Air pollution is becoming a rising cause of concern in today’s highly industrial world. Motor emissions are the prime contributor to air pollution levels in Australia. Although the quality levels are relatively in the level ‘good’ compared to other countries, it is still a cause for concern.

It is vital to our health that we breathe clean air. That is why some of the best air purifiers for asthma have successfully minimized symptoms by purifying indoor air.


Effect on Young children:

Young children are highly susceptible to the adverse effects of air pollution. The lungs and immune system of children become easily affected by pollution. Studies have shown that even prenatal exposure can sometimes pass on to children.

According to WHO, 24% of the global diseases and 23% of all deaths globally are due to environmental factors. Reducing exposure to smoke and other carbon emissions can prevent contracting breathing disorders.

The number of pollutants, the quantity of pollen, or spores that can cause an asthma attack may vary from person to person based on several reasons, including their asthma severity. Temperature, wind intensity, humidity levels, time of day, and geographic location are other factors.

Pollution can also increase the allergenicity quotient of pollen. The quantity of pollen and spores present in the air are usually graded as low, moderate, high, and extremely high.


Indoor AQI (Air Quality Index) and Asthma

Children, Women, and the elderly constitute the most vulnerable group to the effects of low air quality. It is mainly because, comparatively, they spend more time indoors. Studies on Time Activity have approximated these groups spend as much as 90% time indoors.

In the home area, there are many causes of indoor air pollution.
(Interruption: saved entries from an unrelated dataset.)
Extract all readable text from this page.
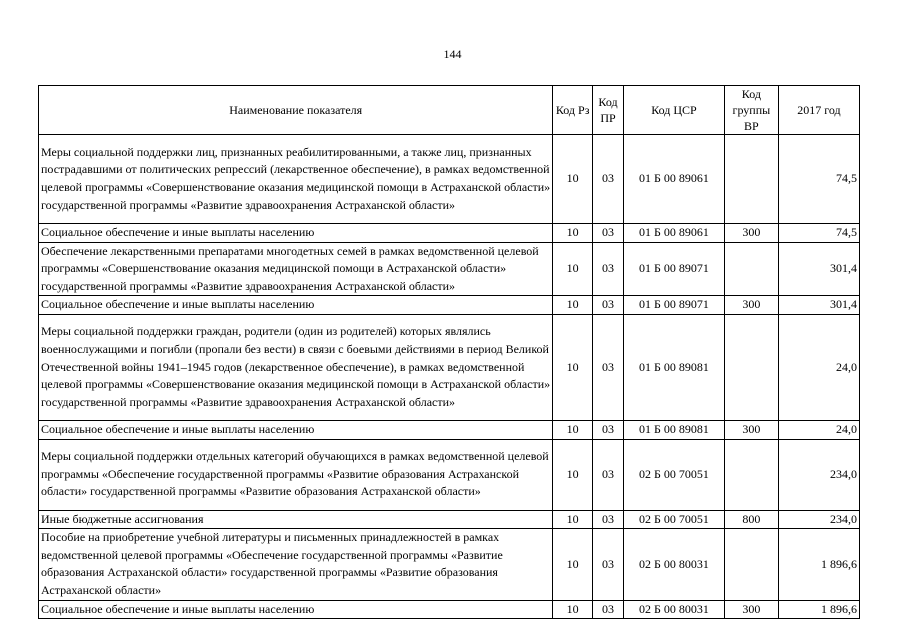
144
Наименование показателя	Код Рз	Код ПР	Код ЦСР	Код группы ВР	2017 год
Меры социальной поддержки лиц, признанных реабилитированными, а также лиц, признанных пострадавшими от политических репрессий (лекарственное обеспечение), в рамках ведомственной целевой программы «Совершенствование оказания медицинской помощи в Астраханской области» государственной программы «Развитие здравоохранения Астраханской области»	10	03	01 Б 00 89061		74,5
Социальное обеспечение и иные выплаты населению	10	03	01 Б 00 89061	300	74,5
Обеспечение лекарственными препаратами многодетных семей в рамках ведомственной целевой программы «Совершенствование оказания медицинской помощи в Астраханской области» государственной программы «Развитие здравоохранения Астраханской области»	10	03	01 Б 00 89071		301,4
Социальное обеспечение и иные выплаты населению	10	03	01 Б 00 89071	300	301,4
Меры социальной поддержки граждан, родители (один из родителей) которых являлись военнослужащими и погибли (пропали без вести) в связи с боевыми действиями в период Великой Отечественной войны 1941–1945 годов (лекарственное обеспечение), в рамках ведомственной целевой программы «Совершенствование оказания медицинской помощи в Астраханской области» государственной программы «Развитие здравоохранения Астраханской области»	10	03	01 Б 00 89081		24,0
Социальное обеспечение и иные выплаты населению	10	03	01 Б 00 89081	300	24,0
Меры социальной поддержки отдельных категорий обучающихся в рамках ведомственной целевой программы «Обеспечение государственной программы «Развитие образования Астраханской области» государственной программы «Развитие образования Астраханской области»	10	03	02 Б 00 70051		234,0
Иные бюджетные ассигнования	10	03	02 Б 00 70051	800	234,0
Пособие на приобретение учебной литературы и письменных принадлежностей в рамках ведомственной целевой программы «Обеспечение государственной программы «Развитие образования Астраханской области» государственной программы «Развитие образования Астраханской области»	10	03	02 Б 00 80031		1 896,6
Социальное обеспечение и иные выплаты населению	10	03	02 Б 00 80031	300	1 896,6
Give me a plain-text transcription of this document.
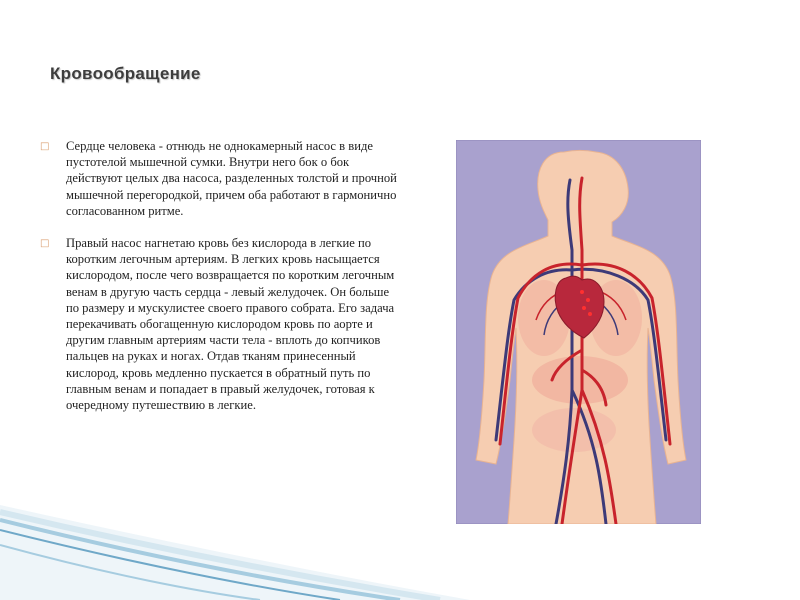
Кровообращение

□ Сердце человека - отнюдь не однокамерный насос в виде пустотелой мышечной сумки. Внутри него бок о бок действуют целых два насоса, разделенных толстой и прочной мышечной перегородкой, причем оба работают в гармонично согласованном ритме.

□ Правый насос нагнетаю кровь без кислорода в легкие по коротким легочным артериям. В легких кровь насыщается кислородом, после чего возвращается по коротким легочным венам в другую часть сердца - левый желудочек. Он больше по размеру и мускулистее своего правого собрата. Его задача перекачивать обогащенную кислородом кровь по аорте и другим главным артериям части тела - вплоть до копчиков пальцев на руках и ногах. Отдав тканям принесенный кислород, кровь медленно пускается в обратный путь по главным венам и попадает в правый желудочек, готовая к очередному путешествию в легкие.
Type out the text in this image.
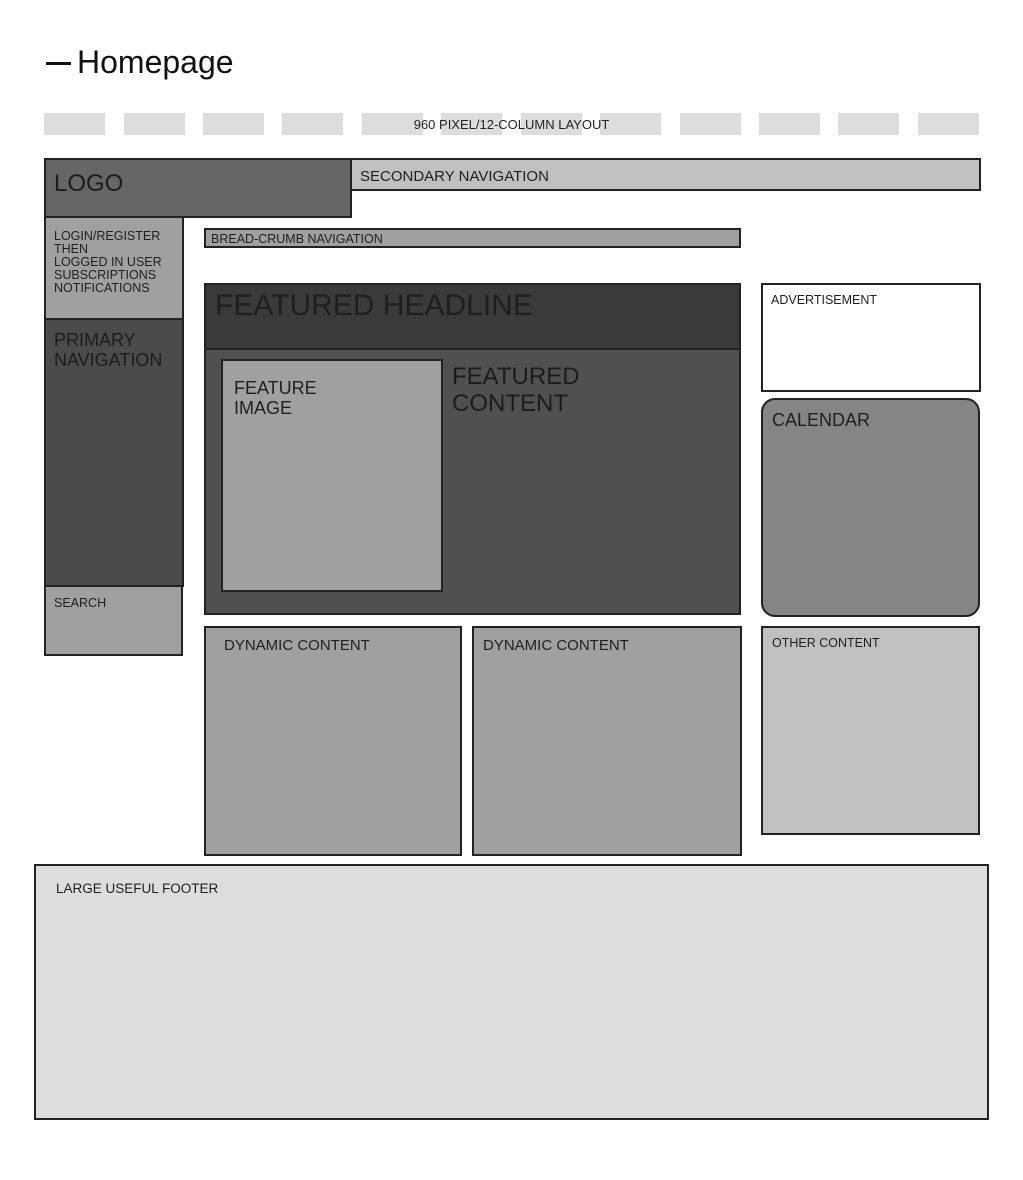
Homepage
960 PIXEL/12-COLUMN LAYOUT
LOGO	SECONDARY NAVIGATION
LOGIN/REGISTER
THEN
LOGGED IN USER
SUBSCRIPTIONS
NOTIFICATIONS
PRIMARY
NAVIGATION
SEARCH
BREAD-CRUMB NAVIGATION
FEATURED HEADLINE
FEATURE
IMAGE
FEATURED
CONTENT
ADVERTISEMENT
CALENDAR
DYNAMIC CONTENT	DYNAMIC CONTENT	OTHER CONTENT
LARGE USEFUL FOOTER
Air pollution at home consists of a dynamic combination of atmospheric, airborne agents-pollen, spores, emissions, and indoor-generated agents- pet dander, particulate matter, kitchen smoke, etc.
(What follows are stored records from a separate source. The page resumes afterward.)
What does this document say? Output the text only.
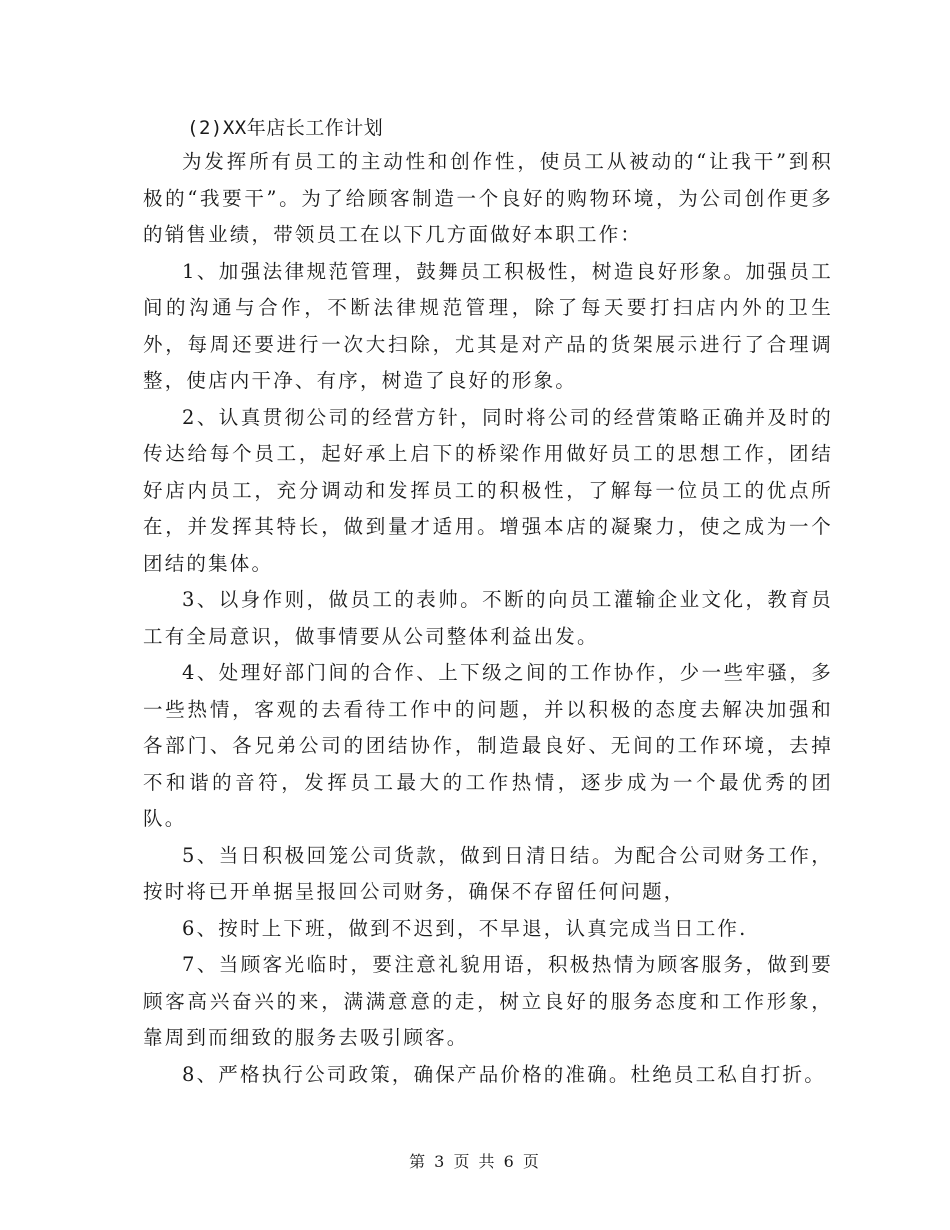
(2)XX年店长工作计划

为发挥所有员工的主动性和创作性，使员工从被动的“让我干”到积极的“我要干”。为了给顾客制造一个良好的购物环境，为公司创作更多的销售业绩，带领员工在以下几方面做好本职工作：

1、加强法律规范管理，鼓舞员工积极性，树造良好形象。加强员工间的沟通与合作，不断法律规范管理，除了每天要打扫店内外的卫生外，每周还要进行一次大扫除，尤其是对产品的货架展示进行了合理调整，使店内干净、有序，树造了良好的形象。

2、认真贯彻公司的经营方针，同时将公司的经营策略正确并及时的传达给每个员工，起好承上启下的桥梁作用做好员工的思想工作，团结好店内员工，充分调动和发挥员工的积极性，了解每一位员工的优点所在，并发挥其特长，做到量才适用。增强本店的凝聚力，使之成为一个团结的集体。

3、以身作则，做员工的表帅。不断的向员工灌输企业文化，教育员工有全局意识，做事情要从公司整体利益出发。

4、处理好部门间的合作、上下级之间的工作协作，少一些牢骚，多一些热情，客观的去看待工作中的问题，并以积极的态度去解决加强和各部门、各兄弟公司的团结协作，制造最良好、无间的工作环境，去掉不和谐的音符，发挥员工最大的工作热情，逐步成为一个最优秀的团队。

5、当日积极回笼公司货款，做到日清日结。为配合公司财务工作，按时将已开单据呈报回公司财务，确保不存留任何问题，

6、按时上下班，做到不迟到，不早退，认真完成当日工作.

7、当顾客光临时，要注意礼貌用语，积极热情为顾客服务，做到要顾客高兴奋兴的来，满满意意的走，树立良好的服务态度和工作形象，靠周到而细致的服务去吸引顾客。

8、严格执行公司政策，确保产品价格的准确。杜绝员工私自打折。

第 3 页 共 6 页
Indoor contaminants can differ in their health effects and intensities. Additionally, their spread across geographic regions, cultural backgrounds, and other factors also determine their impact. Indoor emissions include combustion materials, including particulate matter, as well as airborne allergens.
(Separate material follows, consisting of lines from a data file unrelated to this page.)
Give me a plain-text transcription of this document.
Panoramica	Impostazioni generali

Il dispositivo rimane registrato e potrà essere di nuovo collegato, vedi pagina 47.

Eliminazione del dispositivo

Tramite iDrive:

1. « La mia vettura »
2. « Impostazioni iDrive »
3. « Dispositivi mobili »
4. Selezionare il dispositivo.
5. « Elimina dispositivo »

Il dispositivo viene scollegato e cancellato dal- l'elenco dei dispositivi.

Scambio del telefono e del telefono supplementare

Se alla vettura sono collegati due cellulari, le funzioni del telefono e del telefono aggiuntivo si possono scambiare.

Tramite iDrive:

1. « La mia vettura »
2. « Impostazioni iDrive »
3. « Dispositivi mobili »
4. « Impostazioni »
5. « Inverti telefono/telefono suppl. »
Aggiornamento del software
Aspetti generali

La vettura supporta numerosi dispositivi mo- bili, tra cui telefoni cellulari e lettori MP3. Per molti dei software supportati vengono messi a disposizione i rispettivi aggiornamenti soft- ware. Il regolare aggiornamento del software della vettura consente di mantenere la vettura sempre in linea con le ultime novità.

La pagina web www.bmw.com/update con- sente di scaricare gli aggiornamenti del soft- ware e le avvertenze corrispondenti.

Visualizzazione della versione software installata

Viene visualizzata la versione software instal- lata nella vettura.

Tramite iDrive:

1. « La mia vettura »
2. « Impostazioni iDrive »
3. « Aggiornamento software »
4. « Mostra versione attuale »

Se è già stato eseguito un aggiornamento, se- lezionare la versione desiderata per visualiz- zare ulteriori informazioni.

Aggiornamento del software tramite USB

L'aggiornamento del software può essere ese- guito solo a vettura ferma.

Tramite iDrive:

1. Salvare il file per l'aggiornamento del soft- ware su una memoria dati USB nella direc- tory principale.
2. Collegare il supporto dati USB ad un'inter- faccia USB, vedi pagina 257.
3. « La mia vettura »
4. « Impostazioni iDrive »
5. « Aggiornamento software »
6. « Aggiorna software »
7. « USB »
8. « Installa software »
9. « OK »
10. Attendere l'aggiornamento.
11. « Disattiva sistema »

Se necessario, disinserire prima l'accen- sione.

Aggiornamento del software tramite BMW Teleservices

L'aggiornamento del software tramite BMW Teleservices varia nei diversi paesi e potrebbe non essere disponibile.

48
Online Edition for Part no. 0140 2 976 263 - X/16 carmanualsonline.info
Indoor air pollution can cause health problems ranging from sneezing and coughing to cancer and an increase in chronic respiratory diseases such as asthma.


Steps to reduce your home’s indoor air pollution:

  • Reduce the presence of allergens.
  • Avoid the use of tobacco products in your home. Passive or second-hand smoke is as harmful as direct exposure.
  • Prevent the growth of mold by adjusting the humidity in your home. Use exhaust fans in kitchens, bathrooms, and other cramped spaces.
  • If you live in regions with high humidity, use a dehumidifier.
  • Generate greater airflow by giving better ventilation through opening windows to let fresh air in.
  • Stock injurious goods in a cabin that is not attached to your living area.
  • Eschew the use of scented candles or odor-hiding products. They are harmful to asthma patients and could be a potential allergen.
  • Mount and supervise carbon monoxide and radon alarms.
  • Install the best air purifiers for asthma that are allergy-friendly.



Asthma is a disease that is greatly influenced by environmental factors. This nature paves the way for you to moderate and regulate your exposure to pollutants. Indoor air pollution can be addressed by modifying the environment indoors. This makes maintaining Indoor AQI an appealing target for disease prevention.